More Bankruptcy Data

22 12 2009

I started compiling data from the usual government sources.  The BLS and the Census.   These variables should be useful in comparing bankruptcy data with individual and statewide  unemployment levels.  Empirically one would assume that states or time periods with increased unemployment levels would have more bankruptcy filings.

My initial equation would then be B/K (Chapter 7 and Chapter 13) = C + X + Y +Z + Unemployment (growth or real levels).  C being a constant value determined by the Regression program, X, Y, and Z are to be determined variables.

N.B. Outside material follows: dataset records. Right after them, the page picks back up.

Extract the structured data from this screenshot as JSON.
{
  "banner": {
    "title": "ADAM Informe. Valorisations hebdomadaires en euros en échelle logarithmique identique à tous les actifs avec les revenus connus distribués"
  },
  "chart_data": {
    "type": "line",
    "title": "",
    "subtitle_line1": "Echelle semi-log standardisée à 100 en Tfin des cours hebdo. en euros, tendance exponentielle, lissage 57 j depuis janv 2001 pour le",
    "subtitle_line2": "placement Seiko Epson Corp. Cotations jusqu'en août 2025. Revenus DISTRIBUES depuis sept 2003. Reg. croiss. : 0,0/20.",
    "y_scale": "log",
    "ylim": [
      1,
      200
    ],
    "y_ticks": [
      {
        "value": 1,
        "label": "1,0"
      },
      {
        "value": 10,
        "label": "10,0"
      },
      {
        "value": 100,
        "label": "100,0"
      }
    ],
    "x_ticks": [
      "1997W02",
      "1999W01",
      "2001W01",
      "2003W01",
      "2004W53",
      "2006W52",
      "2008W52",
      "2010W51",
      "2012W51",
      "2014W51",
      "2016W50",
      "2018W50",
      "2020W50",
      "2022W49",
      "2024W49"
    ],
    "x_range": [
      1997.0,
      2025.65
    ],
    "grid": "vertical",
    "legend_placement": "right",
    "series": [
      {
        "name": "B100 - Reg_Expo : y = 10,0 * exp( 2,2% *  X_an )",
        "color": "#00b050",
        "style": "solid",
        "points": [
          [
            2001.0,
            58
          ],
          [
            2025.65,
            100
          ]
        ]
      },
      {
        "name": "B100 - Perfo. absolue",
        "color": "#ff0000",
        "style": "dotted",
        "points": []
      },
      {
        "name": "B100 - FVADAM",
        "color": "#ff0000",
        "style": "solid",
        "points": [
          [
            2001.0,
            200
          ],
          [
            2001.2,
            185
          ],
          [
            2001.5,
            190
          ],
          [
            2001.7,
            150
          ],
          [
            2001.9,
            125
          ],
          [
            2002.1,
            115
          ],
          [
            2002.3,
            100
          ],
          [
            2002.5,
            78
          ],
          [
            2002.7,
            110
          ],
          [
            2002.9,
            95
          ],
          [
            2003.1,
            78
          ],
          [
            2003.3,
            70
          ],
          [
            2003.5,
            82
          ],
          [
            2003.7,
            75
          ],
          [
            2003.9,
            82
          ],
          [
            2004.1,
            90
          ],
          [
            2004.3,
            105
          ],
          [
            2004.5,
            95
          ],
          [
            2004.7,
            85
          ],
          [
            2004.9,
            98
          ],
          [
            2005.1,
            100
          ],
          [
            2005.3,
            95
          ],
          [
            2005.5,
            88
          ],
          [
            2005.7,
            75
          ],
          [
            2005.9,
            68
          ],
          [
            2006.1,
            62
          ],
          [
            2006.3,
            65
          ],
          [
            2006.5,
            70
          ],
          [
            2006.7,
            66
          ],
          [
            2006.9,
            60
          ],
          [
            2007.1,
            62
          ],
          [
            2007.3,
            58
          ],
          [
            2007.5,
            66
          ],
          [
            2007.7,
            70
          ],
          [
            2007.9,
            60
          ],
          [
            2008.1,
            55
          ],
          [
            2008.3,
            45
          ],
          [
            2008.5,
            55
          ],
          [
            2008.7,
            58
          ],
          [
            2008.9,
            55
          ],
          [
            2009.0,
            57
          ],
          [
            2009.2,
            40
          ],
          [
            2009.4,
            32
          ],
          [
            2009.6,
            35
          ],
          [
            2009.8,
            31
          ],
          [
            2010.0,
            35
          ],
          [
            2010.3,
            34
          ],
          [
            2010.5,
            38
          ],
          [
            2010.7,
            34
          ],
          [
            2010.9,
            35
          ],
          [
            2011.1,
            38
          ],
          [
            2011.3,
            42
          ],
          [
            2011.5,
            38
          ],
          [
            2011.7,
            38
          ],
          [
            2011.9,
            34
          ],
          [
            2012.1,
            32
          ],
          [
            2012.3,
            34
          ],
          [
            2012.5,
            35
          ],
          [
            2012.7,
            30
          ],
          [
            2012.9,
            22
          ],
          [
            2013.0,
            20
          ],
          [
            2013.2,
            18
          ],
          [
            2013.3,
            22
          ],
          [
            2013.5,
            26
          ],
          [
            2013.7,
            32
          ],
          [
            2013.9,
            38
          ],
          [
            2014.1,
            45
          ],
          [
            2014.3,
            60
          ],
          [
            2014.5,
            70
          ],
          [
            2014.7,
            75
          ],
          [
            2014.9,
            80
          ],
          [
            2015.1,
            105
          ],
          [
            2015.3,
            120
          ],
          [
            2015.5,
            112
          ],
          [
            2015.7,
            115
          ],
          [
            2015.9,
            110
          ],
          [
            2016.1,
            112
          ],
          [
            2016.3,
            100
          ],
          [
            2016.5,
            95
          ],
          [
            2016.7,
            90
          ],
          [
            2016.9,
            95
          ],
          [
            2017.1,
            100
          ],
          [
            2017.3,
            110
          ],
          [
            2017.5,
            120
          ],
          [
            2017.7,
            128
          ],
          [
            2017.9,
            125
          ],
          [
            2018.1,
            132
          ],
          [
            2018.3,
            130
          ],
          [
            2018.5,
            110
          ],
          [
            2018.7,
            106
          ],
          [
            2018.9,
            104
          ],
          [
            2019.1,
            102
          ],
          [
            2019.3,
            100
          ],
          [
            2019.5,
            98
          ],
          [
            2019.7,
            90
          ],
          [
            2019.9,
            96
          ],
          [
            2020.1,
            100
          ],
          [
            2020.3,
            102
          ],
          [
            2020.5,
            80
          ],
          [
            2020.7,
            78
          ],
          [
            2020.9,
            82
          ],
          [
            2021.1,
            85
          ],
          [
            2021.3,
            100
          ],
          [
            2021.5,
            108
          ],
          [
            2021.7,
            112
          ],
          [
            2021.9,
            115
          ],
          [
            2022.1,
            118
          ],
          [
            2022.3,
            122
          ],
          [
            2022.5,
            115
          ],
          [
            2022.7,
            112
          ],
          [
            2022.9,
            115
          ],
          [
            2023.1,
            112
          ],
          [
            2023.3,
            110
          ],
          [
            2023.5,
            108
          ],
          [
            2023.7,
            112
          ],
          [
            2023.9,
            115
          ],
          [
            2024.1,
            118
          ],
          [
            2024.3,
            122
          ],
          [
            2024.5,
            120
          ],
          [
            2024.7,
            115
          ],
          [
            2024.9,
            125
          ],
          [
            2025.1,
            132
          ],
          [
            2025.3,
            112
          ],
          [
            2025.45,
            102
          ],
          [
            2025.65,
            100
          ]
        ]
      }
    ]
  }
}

http://www.census.gov/govs/statetax/

http://data.bls.gov/PDQ/servlet/SurveyOutputServlet

My knowledge of creditor-debtor matters should be shared, so below is  a tip on privacy.

Creditor-Debtor Tip #1:

Go to http://www.whitepages.com/ and search for yourself.  Did you find your home address?  If you don’t like any address you see (ie for privacy concerns), then click the green tab next to the name titled “edit details”.  You can also replace them with more appropriate info like a business address, social media profile, email or twitter account.  Remember that your creditors, vampires, creepers and the less nefarious direct mailers will look at free online directories first when they want to track you down.  Bear in mind that if a creditor cant serve you and they have your email, then they may try to get the Court to allow service of summons by email.

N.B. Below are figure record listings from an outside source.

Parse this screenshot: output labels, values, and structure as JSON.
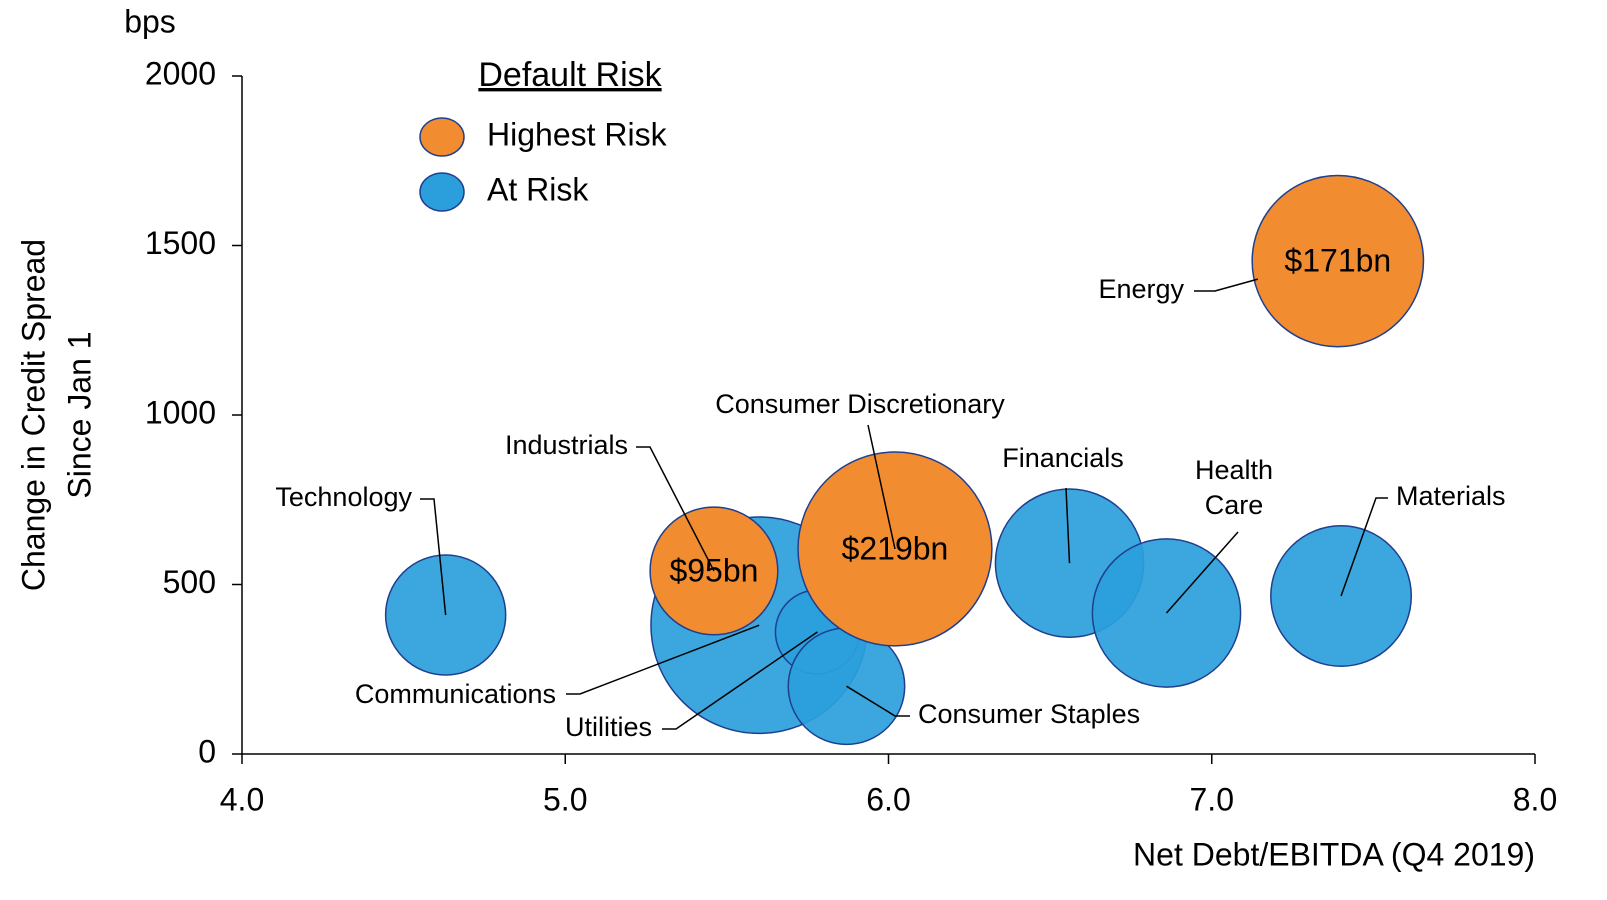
{
  "chart_data": {
    "type": "bubble",
    "unit_label": "bps",
    "ylabel": [
      "Change in Credit Spread",
      "Since Jan 1"
    ],
    "xlabel": "Net Debt/EBITDA (Q4 2019)",
    "legend_title": "Default Risk",
    "legend": "top-left",
    "xlim": [
      4,
      8
    ],
    "xticks": [
      {
        "value": 4,
        "label": "4.0"
      },
      {
        "value": 5,
        "label": "5.0"
      },
      {
        "value": 6,
        "label": "6.0"
      },
      {
        "value": 7,
        "label": "7.0"
      },
      {
        "value": 8,
        "label": "8.0"
      }
    ],
    "ylim": [
      0,
      2000
    ],
    "yticks": [
      0,
      500,
      1000,
      1500,
      2000
    ],
    "series": [
      {
        "name": "At Risk",
        "color": "#2b9fdc",
        "labels": [
          "Technology",
          "Communications",
          "Utilities",
          "Consumer Staples",
          "Financials",
          "Health Care",
          "Materials"
        ],
        "x": [
          4.63,
          5.6,
          5.78,
          5.87,
          6.56,
          6.86,
          7.4
        ],
        "values": [
          410,
          380,
          360,
          200,
          563,
          416,
          466
        ],
        "sizes": [
          84,
          273,
          41,
          79,
          128,
          128,
          115
        ]
      },
      {
        "name": "Highest Risk",
        "color": "#f28c30",
        "labels": [
          "Industrials",
          "Consumer Discretionary",
          "Energy"
        ],
        "x": [
          5.46,
          6.02,
          7.39
        ],
        "values": [
          540,
          605,
          1454
        ],
        "sizes": [
          95,
          219,
          171
        ],
        "value_labels": [
          "$95bn",
          "$219bn",
          "$171bn"
        ]
      }
    ]
  }
}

Bankruptcy Research Project

21 12 2009

I am currently working on a bankruptcy economics project. Hopefully I will be able to combine my academic background with my current work specialization. I already complied an amazing amount of nationwide bankruptcy data. Now I just have to find some other fun variables to run against the bankruptcy information.

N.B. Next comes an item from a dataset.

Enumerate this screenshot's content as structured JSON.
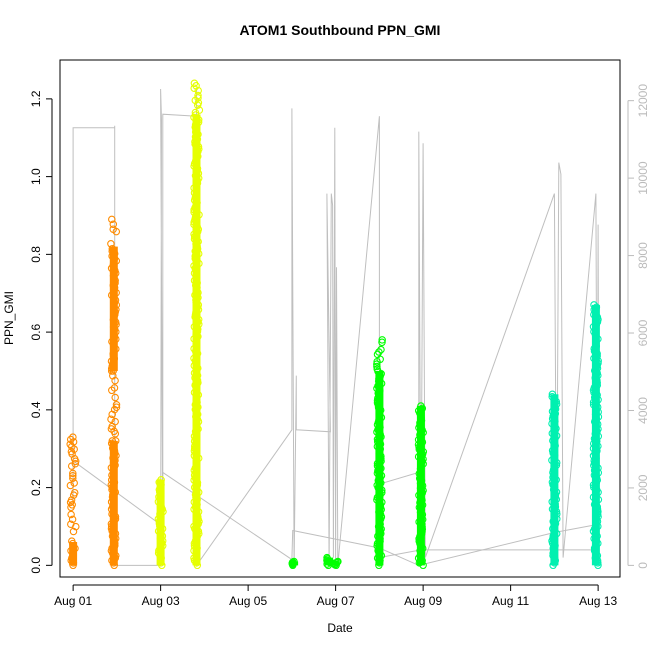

The links to my initial sources are below. The open source application gretl will be great for my regression and analysis of the date. To the non-economic viewers, a regression analysis is using data to create a function that shows correlation between variables. Please note that last sentence is an extremely simplified explanation, for more data please see http://elsa.berkeley.edu/sst/regression.html. Essentially a dependent variable is tested using a computer program (that preforms the OLS regression) against several sets of data. The end benefit of this project would be possible forecasting for future bankruptcy numbers.

http://www.bankruptcy-statistics.com/

http://bdp.law.harvard.edu/index.cfm

http://lopucki.law.ucla.edu/index.htm

http://www.learneconometrics.com/gretl.html

Any ideas for resources, data or interesting testing variables is appreciated.